Thermolysis of highly congested tri-tert-alkylmethanes. Rearrangement of a 3-noradamantylmethyl radical
Abstract
Activation energies for C–Ad fission in the thermolysis of di-1-adamantyl-tert-alkylmethanes and 1-adamantyl-di-1-bicyclo[2.2.2]octylmethane, AdR1R2CH, in toluene are best correlated with the strain energy difference (MMP2 force field) between the methane and the corresponding radical, R1R2C·H; difficulties were encountered in the application of MM3 to certain of these trialkylmethanes. Normally, the major thermolysis product is the di-tert-alkylmethane, R1R2CH2, but when a 3-noradamantyl group is present (1d) the initially formed radical ring opens to give 1,2′-biadamantyl in amounts which depend on the temperature and the solvent (normal or octadeuteriated). This rearrangement is readily explained by MMP2 calculations.

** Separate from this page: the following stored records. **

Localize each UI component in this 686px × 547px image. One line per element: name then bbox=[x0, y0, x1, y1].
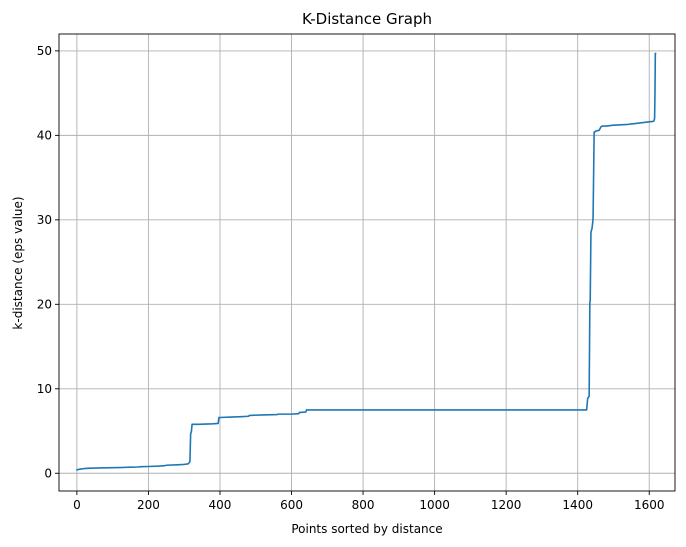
axis-ticks: 0 200 400 600 800 1000 1200 1400 1600 0 10 20 30 40 50 bbox=[37, 44, 665, 512]
x-axis-label: Points sorted by distance bbox=[291, 522, 442, 536]
y-tick-label: 0 bbox=[44, 466, 52, 480]
x-tick-label: 0 bbox=[73, 498, 81, 512]
x-tick-label: 1000 bbox=[419, 498, 450, 512]
k-distance-line bbox=[76, 52, 657, 471]
y-tick-label: 20 bbox=[37, 297, 52, 311]
x-tick-label: 200 bbox=[137, 498, 160, 512]
x-tick-label: 1400 bbox=[562, 498, 593, 512]
y-tick-label: 50 bbox=[37, 44, 52, 58]
y-tick-label: 30 bbox=[37, 213, 52, 227]
series-lines bbox=[76, 52, 657, 471]
x-tick-label: 1600 bbox=[634, 498, 665, 512]
x-tick-label: 400 bbox=[209, 498, 232, 512]
x-tick-label: 1200 bbox=[491, 498, 522, 512]
x-tick-label: 800 bbox=[352, 498, 375, 512]
y-axis-label: k-distance (eps value) bbox=[11, 196, 25, 329]
y-tick-label: 40 bbox=[37, 128, 52, 142]
y-tick-label: 10 bbox=[37, 382, 52, 396]
chart-title: K-Distance Graph bbox=[302, 10, 432, 28]
grid-lines bbox=[59, 34, 675, 491]
x-tick-label: 600 bbox=[280, 498, 303, 512]
plot-frame bbox=[58, 33, 676, 492]
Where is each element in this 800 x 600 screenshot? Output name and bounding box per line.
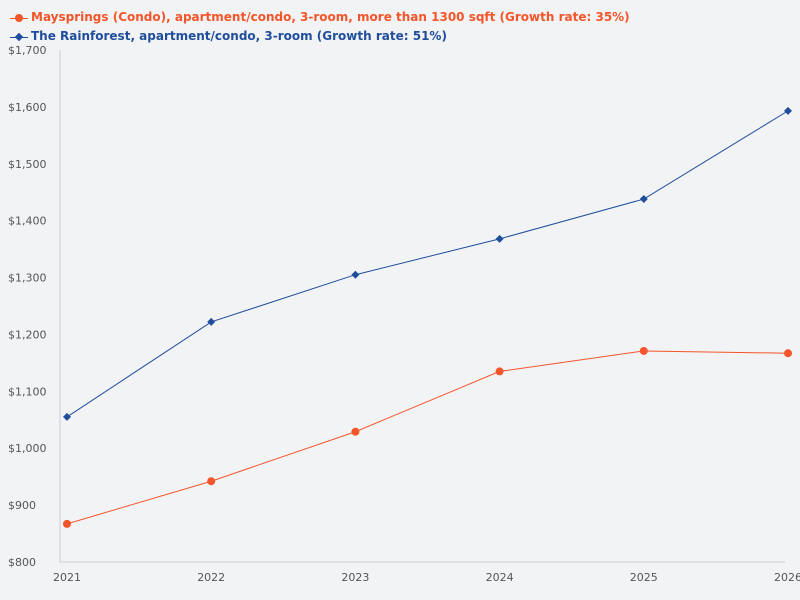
y-tick-label: $900 (8, 499, 36, 512)
data-point-diamond (639, 195, 648, 204)
y-tick-label: $1,000 (8, 442, 47, 455)
legend-swatch-circle-icon (10, 12, 28, 24)
data-point-circle (351, 427, 360, 436)
series-line-0 (66, 350, 789, 525)
axes (59, 50, 785, 563)
x-tick-label: 2025 (630, 571, 658, 584)
y-tick-label: $800 (8, 556, 36, 569)
y-axis-ticks: $800 $900 $1,000 $1,100 $1,200 $1,300 $1,400 $1… (8, 44, 47, 569)
y-tick-label: $1,300 (8, 272, 47, 285)
data-point-diamond (784, 106, 792, 115)
y-tick-label: $1,100 (8, 385, 47, 398)
data-point-diamond (351, 270, 360, 279)
legend: Maysprings (Condo), apartment/condo, 3-r… (10, 8, 630, 46)
y-tick-label: $1,200 (8, 328, 47, 341)
legend-label-maysprings: Maysprings (Condo), apartment/condo, 3-r… (31, 10, 630, 24)
series-lines (66, 110, 789, 525)
y-tick-label: $1,600 (8, 101, 47, 114)
data-point-diamond (63, 412, 71, 421)
legend-swatch-diamond-icon (10, 31, 28, 43)
data-point-circle (639, 346, 648, 355)
x-tick-label: 2023 (341, 571, 369, 584)
data-point-circle (495, 367, 504, 376)
data-point-circle (784, 349, 792, 358)
legend-label-rainforest: The Rainforest, apartment/condo, 3-room … (31, 29, 447, 43)
y-tick-label: $1,500 (8, 158, 47, 171)
x-tick-label: 2021 (53, 571, 81, 584)
data-point-diamond (207, 317, 216, 326)
x-tick-label: 2022 (197, 571, 225, 584)
data-point-circle (63, 519, 71, 528)
legend-diamond-marker-icon (14, 32, 24, 41)
series-line-1 (66, 110, 789, 418)
legend-item-rainforest[interactable]: The Rainforest, apartment/condo, 3-room … (10, 27, 630, 46)
x-tick-label: 2024 (486, 571, 514, 584)
y-tick-label: $1,400 (8, 215, 47, 228)
data-point-circle (207, 477, 216, 486)
y-tick-label: $1,700 (8, 44, 47, 57)
data-point-diamond (495, 234, 504, 243)
x-axis-ticks: 2021 2022 2023 2024 2025 2026 (53, 571, 800, 584)
legend-item-maysprings[interactable]: Maysprings (Condo), apartment/condo, 3-r… (10, 8, 630, 27)
legend-circle-marker-icon (15, 13, 23, 22)
series-markers (63, 106, 792, 528)
x-tick-label: 2026 (774, 571, 800, 584)
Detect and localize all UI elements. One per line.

Since the crossproduct yield is low (less than 3%, even in deuteriated solvent at the highest temperature) the thermodynamic parameters for the hydrogen transfer and ring opening reactions of the 1adamantyl-3-noradamantylmethyl radical can be compared directly. Both the activation enthalpy and entropy are much greater for ring opening than for hydrogen abstraction from the solvent. Isotope effects on hydrogen abstraction are high and satisfy certain criteria for tunnelling, as do data on the analogous reaction of Ad2C·H. A more sophisticated treatment of the product composition for 1d thermolysis, using kinetic simulation, leads to essentially the same conclusions as the simpler treatment.